Federal government eyes opportunities to replicate University of Michigan's student entrepreneurial activity
Students can create jobs.
That philosophy underpinned the University of Michigan’s efforts to create an environment in which student-led companies could flourish - and now Washington is taking notice.
The U.S. government plans to consider how to replicate U-M’s student entrepreneurial initiatives on a broader scale.
The role of college student entrepreneurs in creating jobs and generating economic activity should be acknowledged and leveraged at other universities, U.S. Secretary of Commerce Gary Locke said Tuesday after speaking at a forum in Ann Arbor.
Student-led companies cultivated at U-M’s TechArb incubator
underscore the university’s leadership role in encouraging
entrepreneurialism on campus. About a dozen companies are headquartered
at the TechArb, and a few of the first companies to locate there have
landed clients and are hiring new employees.
Nathan Bomey | AnnArbor.com
“This is a really exciting program that you have here and one that we should think about trying to replicate all across the country,” Locke said Tuesday. “Economic development has changed so much from what it was 50 years ago, when all the economic development was really started by existing major corporations and new lines of business and new products.
“Nowadays, it’s the creative genius of any person at any stage in life, any age, and the challenge is to get those ideas identified and commercialized and provide the capital and assistance to get that product benefiting society and creating jobs.”
U-M President Mary Sue Coleman, who will co-chair the new National Advisory Council on Innovation and Entrepreneurship for the Commerce Department, said entrepreneurial energy among students is meaningful. Some 10 percent of U-M’s students have started a business by the time they enroll as freshmen.
“I was thrilled the secretary was here so he could hear in a more visceral way what the potential is,” Coleman told AnnArbor.com. “They seem to be very excited about it. Since I’m co-chairing this innovation committee for the secretary, then there may be an opportunity for us to mount something nationally, and I would love it.”
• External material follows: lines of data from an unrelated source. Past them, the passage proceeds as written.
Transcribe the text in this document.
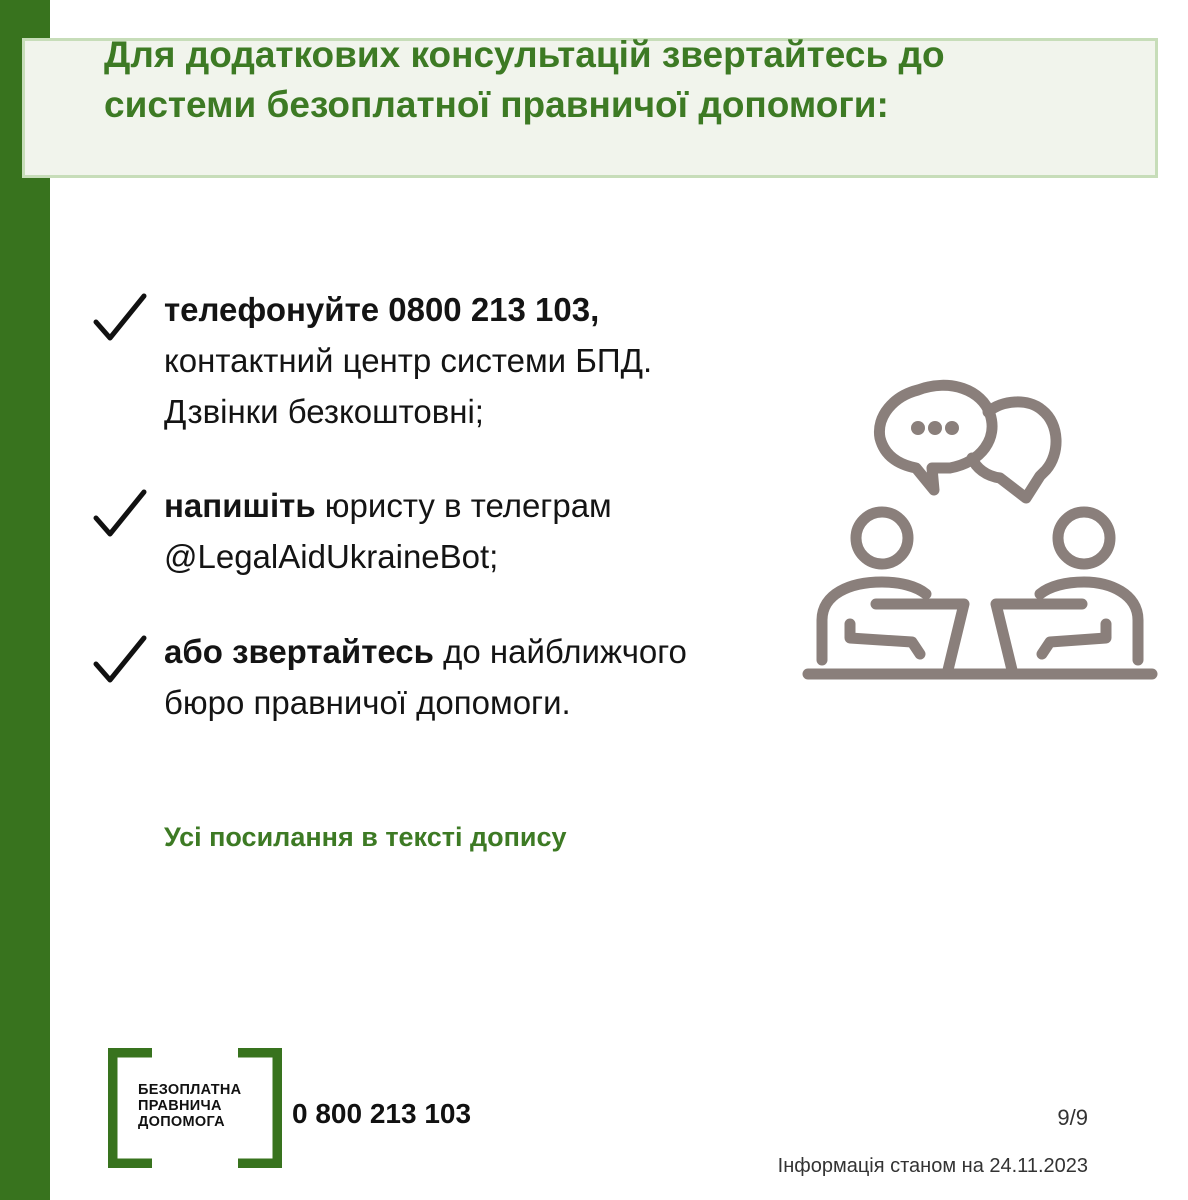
Для додаткових консультацій звертайтесь до
системи безоплатної правничої допомоги:
телефонуйте 0800 213 103,
контактний центр системи БПД.
Дзвінки безкоштовні;
напишіть юристу в телеграм
@LegalAidUkraineBot;
або звертайтесь до найближчого
бюро правничої допомоги.
Усі посилання в тексті допису
БЕЗОПЛАТНА
ПРАВНИЧА
ДОПОМОГА	0 800 213 103	9/9
Інформація станом на 24.11.2023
Coleman said she knew of no existing federal funding opportunities for the student entrepreneurial activities the university is pursuing.
"This is the excitement, this is the future," she said. "We need to get out of the way and provide these young people a little bit of money and they will take it and run."
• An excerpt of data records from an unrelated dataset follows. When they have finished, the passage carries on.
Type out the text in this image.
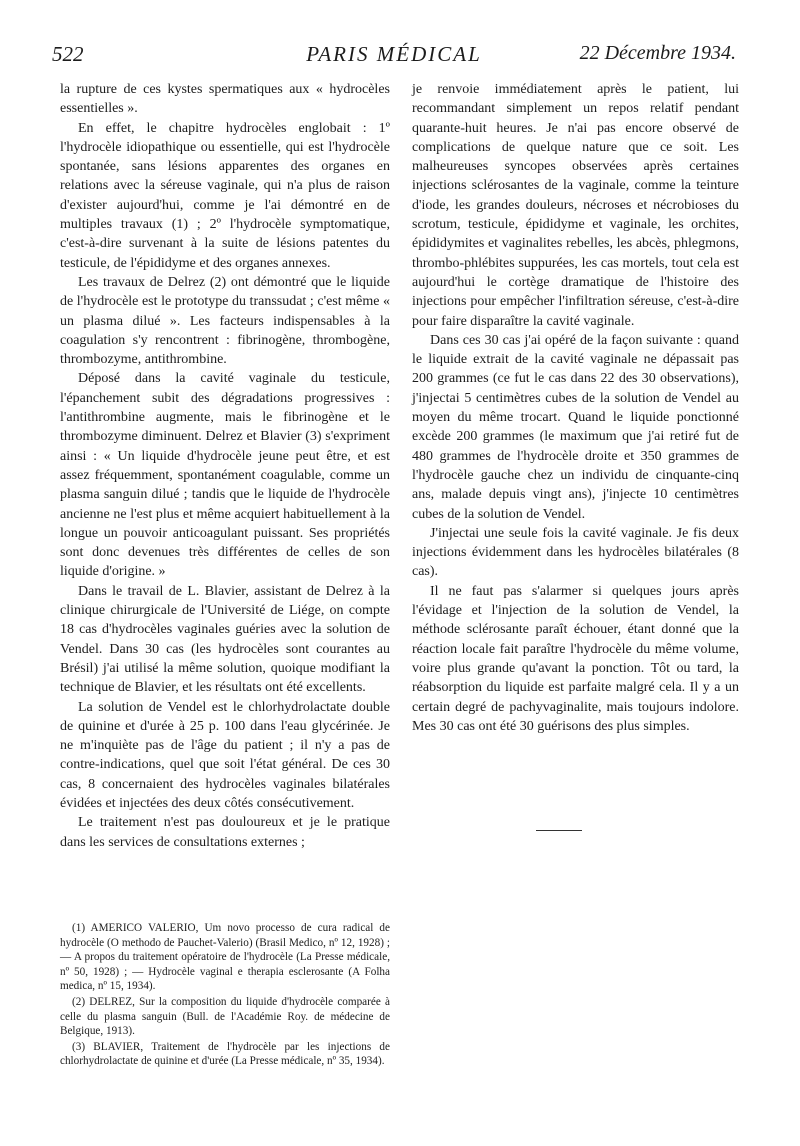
522	PARIS MÉDICAL	22 Décembre 1934.

la rupture de ces kystes spermatiques aux « hydrocèles essentielles ».

En effet, le chapitre hydrocèles englobait : 1º l'hydrocèle idiopathique ou essentielle, qui est l'hydrocèle spontanée, sans lésions apparentes des organes en relations avec la séreuse vaginale, qui n'a plus de raison d'exister aujourd'hui, comme je l'ai démontré en de multiples travaux (1) ; 2º l'hydrocèle symptomatique, c'est-à-dire survenant à la suite de lésions patentes du testicule, de l'épididyme et des organes annexes.

Les travaux de Delrez (2) ont démontré que le liquide de l'hydrocèle est le prototype du transsudat ; c'est même « un plasma dilué ». Les facteurs indispensables à la coagulation s'y rencontrent : fibrinogène, thrombogène, thrombozyme, antithrombine.

Déposé dans la cavité vaginale du testicule, l'épanchement subit des dégradations progressives : l'antithrombine augmente, mais le fibrinogène et le thrombozyme diminuent. Delrez et Blavier (3) s'expriment ainsi : « Un liquide d'hydrocèle jeune peut être, et est assez fréquemment, spontanément coagulable, comme un plasma sanguin dilué ; tandis que le liquide de l'hydrocèle ancienne ne l'est plus et même acquiert habituellement à la longue un pouvoir anticoagulant puissant. Ses propriétés sont donc devenues très différentes de celles de son liquide d'origine. »

Dans le travail de L. Blavier, assistant de Delrez à la clinique chirurgicale de l'Université de Liége, on compte 18 cas d'hydrocèles vaginales guéries avec la solution de Vendel. Dans 30 cas (les hydrocèles sont courantes au Brésil) j'ai utilisé la même solution, quoique modifiant la technique de Blavier, et les résultats ont été excellents.

La solution de Vendel est le chlorhydrolactate double de quinine et d'urée à 25 p. 100 dans l'eau glycérinée. Je ne m'inquiète pas de l'âge du patient ; il n'y a pas de contre-indications, quel que soit l'état général. De ces 30 cas, 8 concernaient des hydrocèles vaginales bilatérales évidées et injectées des deux côtés consécutivement.

Le traitement n'est pas douloureux et je le pratique dans les services de consultations externes ;

je renvoie immédiatement après le patient, lui recommandant simplement un repos relatif pendant quarante-huit heures. Je n'ai pas encore observé de complications de quelque nature que ce soit. Les malheureuses syncopes observées après certaines injections sclérosantes de la vaginale, comme la teinture d'iode, les grandes douleurs, nécroses et nécrobioses du scrotum, testicule, épididyme et vaginale, les orchites, épididymites et vaginalites rebelles, les abcès, phlegmons, thrombo-phlébites suppurées, les cas mortels, tout cela est aujourd'hui le cortège dramatique de l'histoire des injections pour empêcher l'infiltration séreuse, c'est-à-dire pour faire disparaître la cavité vaginale.

Dans ces 30 cas j'ai opéré de la façon suivante : quand le liquide extrait de la cavité vaginale ne dépassait pas 200 grammes (ce fut le cas dans 22 des 30 observations), j'injectai 5 centimètres cubes de la solution de Vendel au moyen du même trocart. Quand le liquide ponctionné excède 200 grammes (le maximum que j'ai retiré fut de 480 grammes de l'hydrocèle droite et 350 grammes de l'hydrocèle gauche chez un individu de cinquante-cinq ans, malade depuis vingt ans), j'injecte 10 centimètres cubes de la solution de Vendel.

J'injectai une seule fois la cavité vaginale. Je fis deux injections évidemment dans les hydrocèles bilatérales (8 cas).

Il ne faut pas s'alarmer si quelques jours après l'évidage et l'injection de la solution de Vendel, la méthode sclérosante paraît échouer, étant donné que la réaction locale fait paraître l'hydrocèle du même volume, voire plus grande qu'avant la ponction. Tôt ou tard, la réabsorption du liquide est parfaite malgré cela. Il y a un certain degré de pachyvaginalite, mais toujours indolore. Mes 30 cas ont été 30 guérisons des plus simples.

(1) AMERICO VALERIO, Um novo processo de cura radical de hydrocèle (O methodo de Pauchet-Valerio) (Brasil Medico, nº 12, 1928) ; — A propos du traitement opératoire de l'hydrocèle (La Presse médicale, nº 50, 1928) ; — Hydrocèle vaginal e therapia esclerosante (A Folha medica, nº 15, 1934).

(2) DELREZ, Sur la composition du liquide d'hydrocèle comparée à celle du plasma sanguin (Bull. de l'Académie Roy. de médecine de Belgique, 1913).

(3) BLAVIER, Traitement de l'hydrocèle par les injections de chlorhydrolactate de quinine et d'urée (La Presse médicale, nº 35, 1934).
The U-M College of Engineering’s Center for Entrepreneurship launched the TechArb incubator in summer 2009 in cooperation with real estate firm McKinley Inc. and Ann Arbor investment firm RPM Ventures.
The summer-long experiment quickly spawned several legitimate businesses. In the fall, the university signed a long-term lease for space in the McKinley Towne Centre, down the hall from Google and Ann Arbor SPARK.
“The great thing about student and young entrepreneurs is that they are not afraid to fail, take risks and attempt what many may believe is impossible,” said Doug Neal, U-M’s Center for Entrepreneurship director, in an e-mail. “Their energy, enthusiasm and creativity is incredible and will have a long term economic impact to our state.”
Among the early TechArb successes:
--Mobile app firm Mobiata grew its operation out of the TechArb offices and reaped $1 million in sales in 2009. The company recently signed a lease for an office on the second floor of the Nickels Arcade shopping corridor and plans to have up to 18 employees by the end of the year.
“I think we’ve underestimated the exuberance and the ability of this younger generation,” Coleman said.